O curtailment também esta na pauta da entidade. A executiva observa que os cortes mensais de geração eólica e solar tem permanecido elevados, em mais de 20% na média, e não há sinal de que vai haver uma arrefecimento nessa tendência. Outro ponto a ser regulamentado são os critérios e requisitos para os LRCAP (leilões de reserva de capacidade. A lei fala que arcarão com os custos dos leilões os geradores cujos pedidos de acesso que não apresentarem os requisitos estabelecidos pela Aneel. São requisitos de controle, capacidade, flexibilidade.

Na parte de sistemas de armazenamento, a associação considera preocupante o dispositivo da lei que atribui apenas os geradores os custos do leilão. A Apine também defende prioridade para a abertura do mercado de baixa tensão com regulação do Supridor de Última Instância, o tratamento para a sobrecontratação das distribuidoras, a não aplicação de desconto no fio para consumidores que migrarem após a publicação da lei. “Essa questão [da agenda] vai ser consolidada e eu acredito que até o final da semana que vem a gente já vai ter essa consolidação, para que na semana seguinte, a gente possa conversar com o ministério. Enfim, é muito importante que tenha essa priorização, porque quando tudo é prioritário, nada é prioritário.”

As distribuidoras alertam que os prazos legais para abertura do mercado de baixa tensão exigem regulamentação tempestiva para permitir adaptação dos sistemas comerciais. Outras frentes incluem o teto da Conta de Desenvolvimento Energético (CDE), o fim de descontos de fonte incentivada para novos migrantes ao mercado livre, o rateio de encargos da geração distribuída e a disciplina dos leilões de reserva de capacidade (LRCAP), com definição de requisitos técnicos de controle, flexibilidade e acesso à rede.

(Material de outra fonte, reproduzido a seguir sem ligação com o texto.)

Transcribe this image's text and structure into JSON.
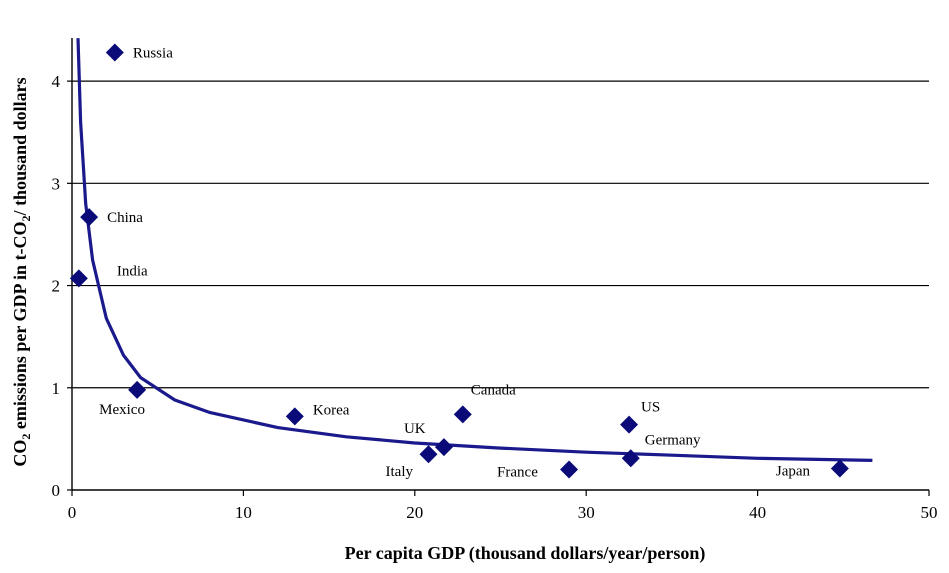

Paralelamente à pauta regulatória imediata, o Fórum das Associações do Setor Elétrico prepara uma agenda estratégica para os próximos quatro anos, a ser entregue aos candidatos à Presidência da República até meados do ano. O documento deverá trazer diretrizes estruturantes para o aprimoramento do modelo, reforçando a necessidade de previsibilidade regulatória, equilíbrio concorrencial e segurança jurídica em um momento decisivo para a expansão e modernização do setor elétrico brasileiro.